You’ll have time after college to regroup financially. There’s also the consideration of where you’ll be in your financial life when your kid hits college, Chen says. If you’re in your 50s when they enter college, you’ll have at least 10 more years after they graduate to recoup some of what you spent. If, however, you’re in your 60s when they head to university, you’ll have very few working years left to sock away money for retirement, so those college costs could hit you hard.
If You Have Kids Later
You’ll have more time to build a career. It’s no secret that children will take a lot of your time and attention, and in many cases become a priority over your own professional development, Hopkins says. “So for young individuals looking to work long hours and travel to build a career, taking on a growing family can add additional complexity.” Having kids too early can absolutely stunt career development, says Chen. “You’re going to want to take a little time off to bond with them, and once you have them you’re more likely to start leaving work at 5 pm, which could hurt your ability to work on certain projects.” According to a Pew Research study, women are the most likely to reduce their working hours in order to care for a family, and when those hours are reduced, the women are less likely to get raises and promotions, as per an analysis by the American Economic Association.

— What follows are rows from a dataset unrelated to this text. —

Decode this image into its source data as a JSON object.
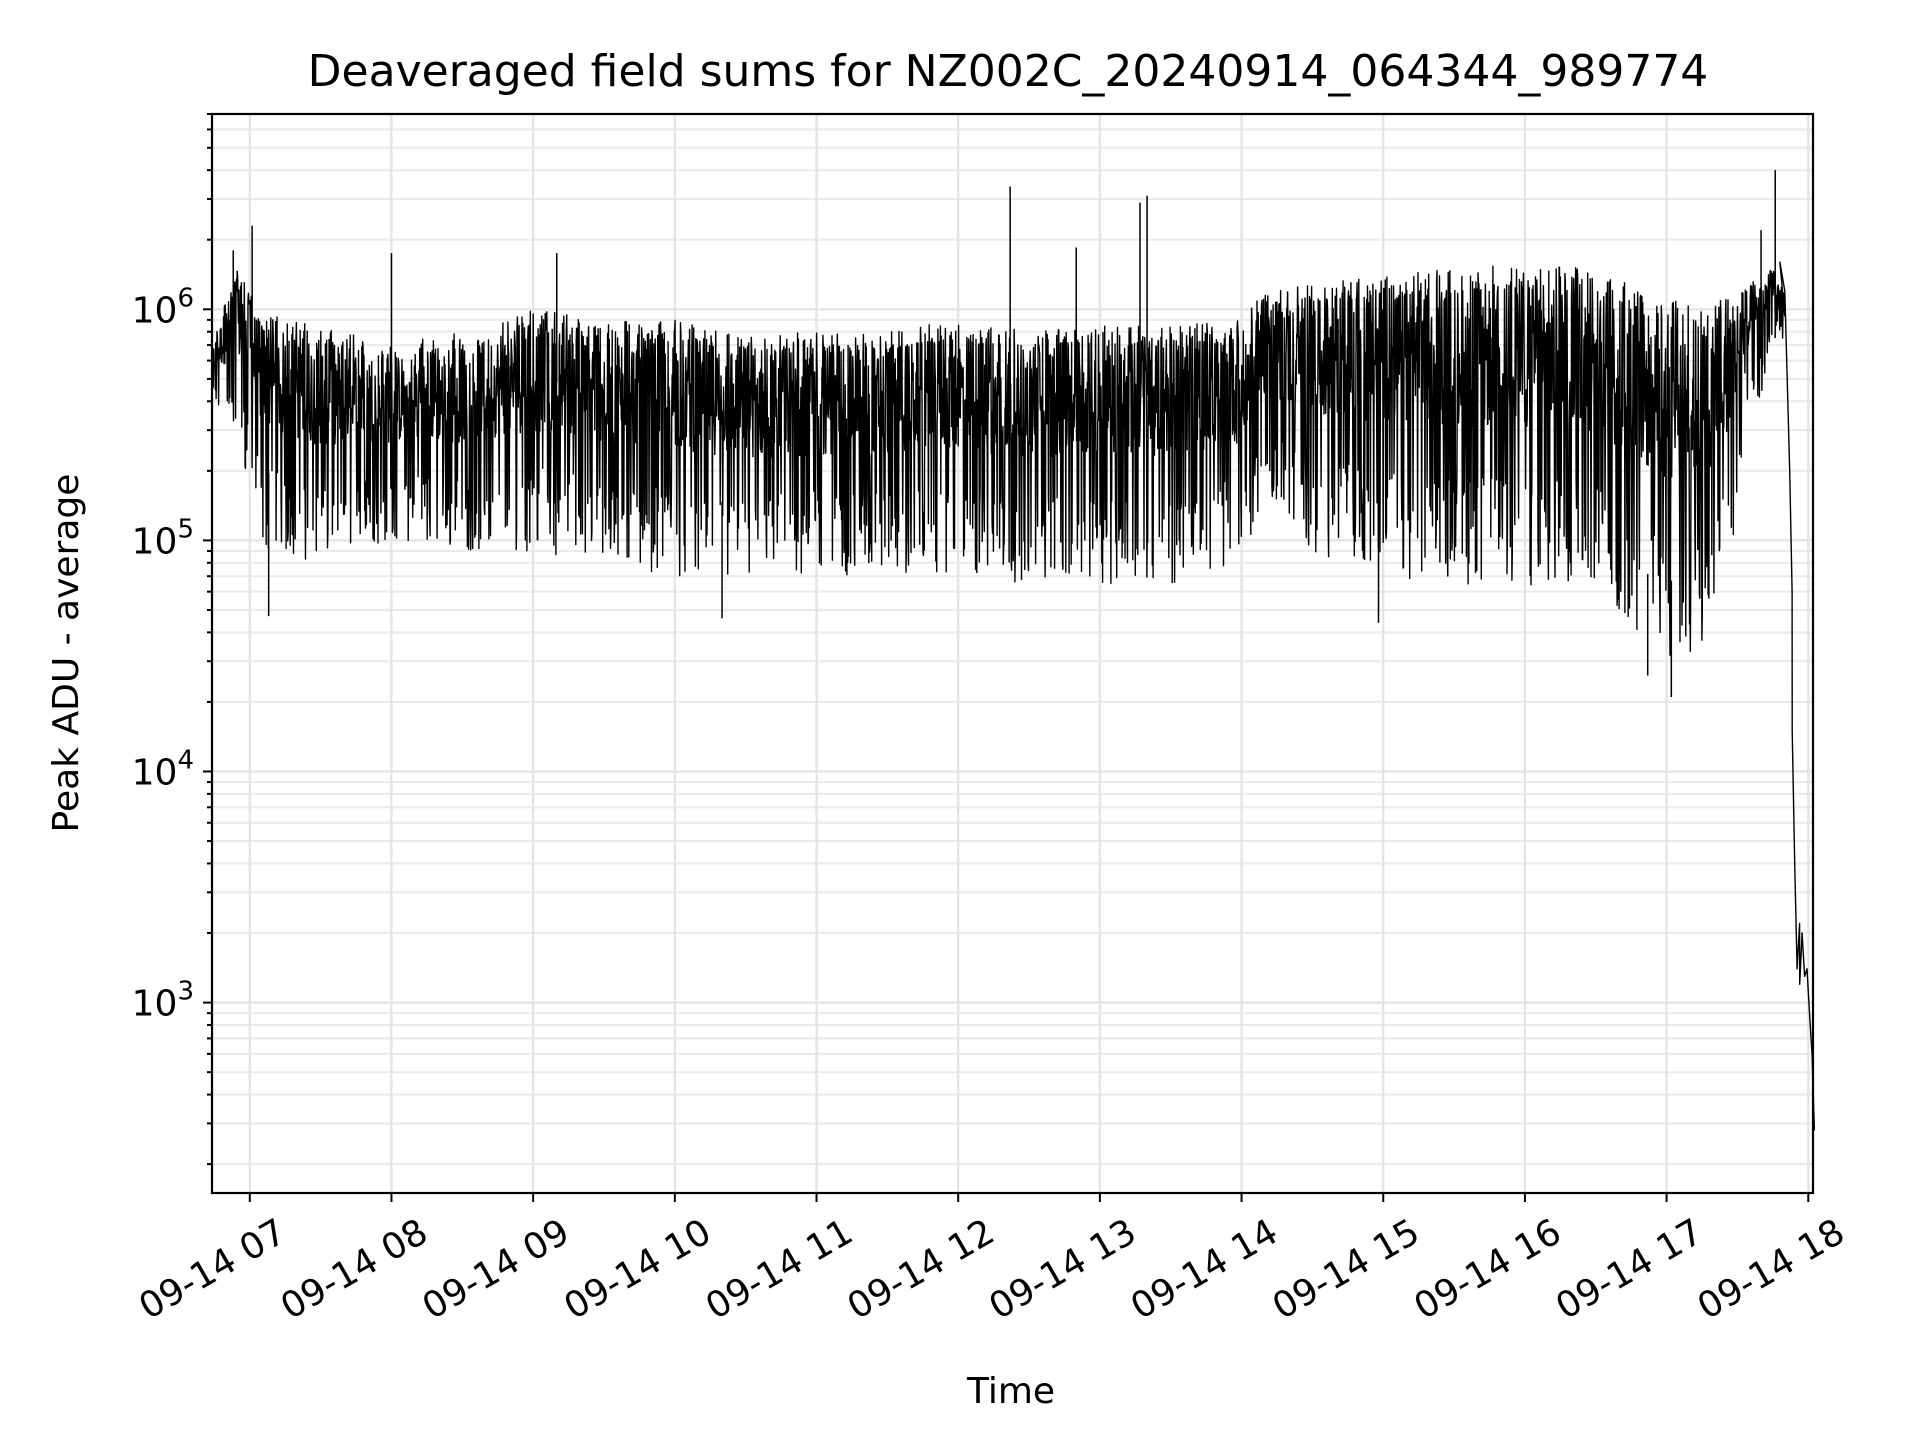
{
  "chart_data": {
    "type": "line",
    "title": "Deaveraged field sums for NZ002C_20240914_064344_989774",
    "xlabel": "Time",
    "ylabel": "Peak ADU - average",
    "yscale": "log",
    "grid": true,
    "x_date": "2024-09-14",
    "xlim": [
      "06:44",
      "18:02"
    ],
    "ylim": [
      150,
      7000000
    ],
    "x_ticks": [
      "07:00",
      "08:00",
      "09:00",
      "10:00",
      "11:00",
      "12:00",
      "13:00",
      "14:00",
      "15:00",
      "16:00",
      "17:00",
      "18:00"
    ],
    "x_tick_labels": [
      "09-14 07",
      "09-14 08",
      "09-14 09",
      "09-14 10",
      "09-14 11",
      "09-14 12",
      "09-14 13",
      "09-14 14",
      "09-14 15",
      "09-14 16",
      "09-14 17",
      "09-14 18"
    ],
    "y_ticks": [
      1000,
      10000,
      100000,
      1000000
    ],
    "y_tick_labels": [
      {
        "base": "10",
        "exp": "3"
      },
      {
        "base": "10",
        "exp": "4"
      },
      {
        "base": "10",
        "exp": "5"
      },
      {
        "base": "10",
        "exp": "6"
      }
    ],
    "series": [
      {
        "color": "#000000",
        "envelope": [
          {
            "x": "06:44",
            "low": 380000,
            "high": 700000
          },
          {
            "x": "06:54",
            "low": 280000,
            "high": 1500000
          },
          {
            "x": "07:06",
            "low": 90000,
            "high": 950000
          },
          {
            "x": "07:30",
            "low": 80000,
            "high": 850000
          },
          {
            "x": "08:00",
            "low": 100000,
            "high": 700000
          },
          {
            "x": "08:30",
            "low": 90000,
            "high": 800000
          },
          {
            "x": "09:00",
            "low": 90000,
            "high": 1000000
          },
          {
            "x": "09:30",
            "low": 80000,
            "high": 900000
          },
          {
            "x": "10:00",
            "low": 70000,
            "high": 900000
          },
          {
            "x": "10:30",
            "low": 65000,
            "high": 800000
          },
          {
            "x": "11:00",
            "low": 70000,
            "high": 800000
          },
          {
            "x": "11:30",
            "low": 70000,
            "high": 800000
          },
          {
            "x": "12:00",
            "low": 70000,
            "high": 900000
          },
          {
            "x": "12:30",
            "low": 65000,
            "high": 800000
          },
          {
            "x": "13:00",
            "low": 65000,
            "high": 850000
          },
          {
            "x": "13:30",
            "low": 65000,
            "high": 850000
          },
          {
            "x": "14:00",
            "low": 80000,
            "high": 900000
          },
          {
            "x": "14:10",
            "low": 150000,
            "high": 1200000
          },
          {
            "x": "14:30",
            "low": 90000,
            "high": 1300000
          },
          {
            "x": "15:00",
            "low": 70000,
            "high": 1400000
          },
          {
            "x": "15:30",
            "low": 65000,
            "high": 1500000
          },
          {
            "x": "16:00",
            "low": 60000,
            "high": 1600000
          },
          {
            "x": "16:30",
            "low": 60000,
            "high": 1500000
          },
          {
            "x": "16:45",
            "low": 35000,
            "high": 1300000
          },
          {
            "x": "17:00",
            "low": 30000,
            "high": 1100000
          },
          {
            "x": "17:20",
            "low": 35000,
            "high": 1100000
          },
          {
            "x": "17:35",
            "low": 250000,
            "high": 1400000
          },
          {
            "x": "17:46",
            "low": 800000,
            "high": 1500000
          },
          {
            "x": "17:50",
            "low": 600000,
            "high": 1200000
          }
        ],
        "spikes": [
          {
            "x": "06:53",
            "y": 1800000
          },
          {
            "x": "07:01",
            "y": 2300000
          },
          {
            "x": "07:08",
            "y": 47000
          },
          {
            "x": "08:00",
            "y": 1750000
          },
          {
            "x": "09:10",
            "y": 1750000
          },
          {
            "x": "10:20",
            "y": 46000
          },
          {
            "x": "12:22",
            "y": 3400000
          },
          {
            "x": "12:50",
            "y": 1850000
          },
          {
            "x": "13:17",
            "y": 2900000
          },
          {
            "x": "13:20",
            "y": 3100000
          },
          {
            "x": "14:58",
            "y": 44000
          },
          {
            "x": "16:52",
            "y": 26000
          },
          {
            "x": "17:02",
            "y": 21000
          },
          {
            "x": "17:40",
            "y": 2200000
          },
          {
            "x": "17:46",
            "y": 4000000
          }
        ],
        "tail": [
          {
            "x": "17:48",
            "y": 1600000
          },
          {
            "x": "17:50",
            "y": 1200000
          },
          {
            "x": "17:51",
            "y": 500000
          },
          {
            "x": "17:52",
            "y": 200000
          },
          {
            "x": "17:53",
            "y": 60000
          },
          {
            "x": "17:53",
            "y": 15000
          },
          {
            "x": "17:54",
            "y": 4000
          },
          {
            "x": "17:55",
            "y": 1400
          },
          {
            "x": "17:56",
            "y": 2200
          },
          {
            "x": "17:56",
            "y": 1200
          },
          {
            "x": "17:57",
            "y": 2000
          },
          {
            "x": "17:58",
            "y": 1300
          },
          {
            "x": "17:59",
            "y": 1400
          },
          {
            "x": "18:00",
            "y": 900
          },
          {
            "x": "18:01",
            "y": 600
          },
          {
            "x": "18:02",
            "y": 280
          }
        ]
      }
    ]
  }
}
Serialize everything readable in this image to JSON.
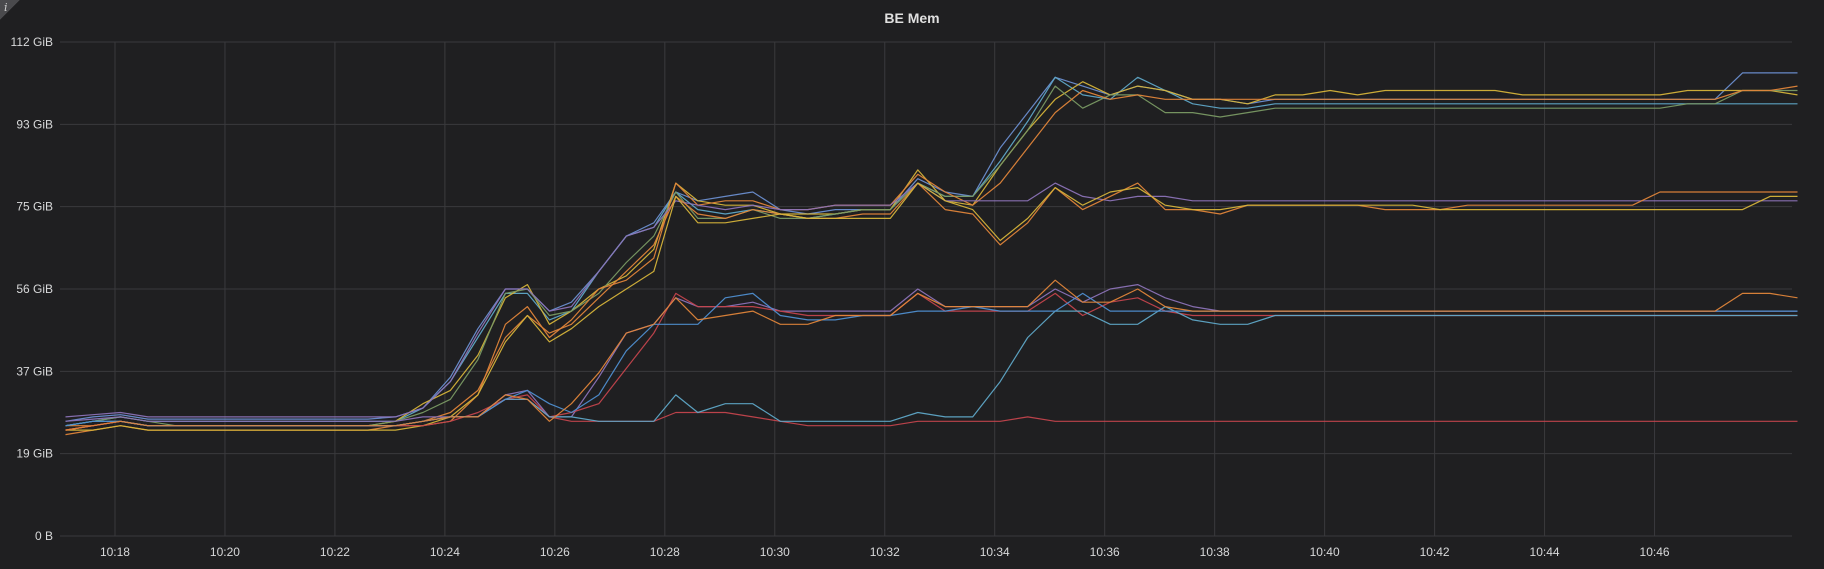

Your higher earning power will make saving for multiple goals easier. “Saving for retirement can become more challenging if you add children into the mix, as other costs will likely increase,” Hopkins says. If kids limit your ability to save, they’re limiting your ability to earn compound interest over time. Lazaroff agrees: “The person who saves early in life out-earns the person who starts saving later. The earlier you can start, the more secure you’ll be, and unfortunately it’s easy to let kids derail that if you have them too early.
Ultimately, of course, there’s no right or wrong answer. In both cases, having a plan to pay off debts and start on a lifetime habit of saving (even if you can only save a little bit to start) is exactly what it takes to build a successful financial life. As a bonus, checking these boxes has also been proven to reduce financial stress, which is exactly what all parents need. Especially when their children hit their teens.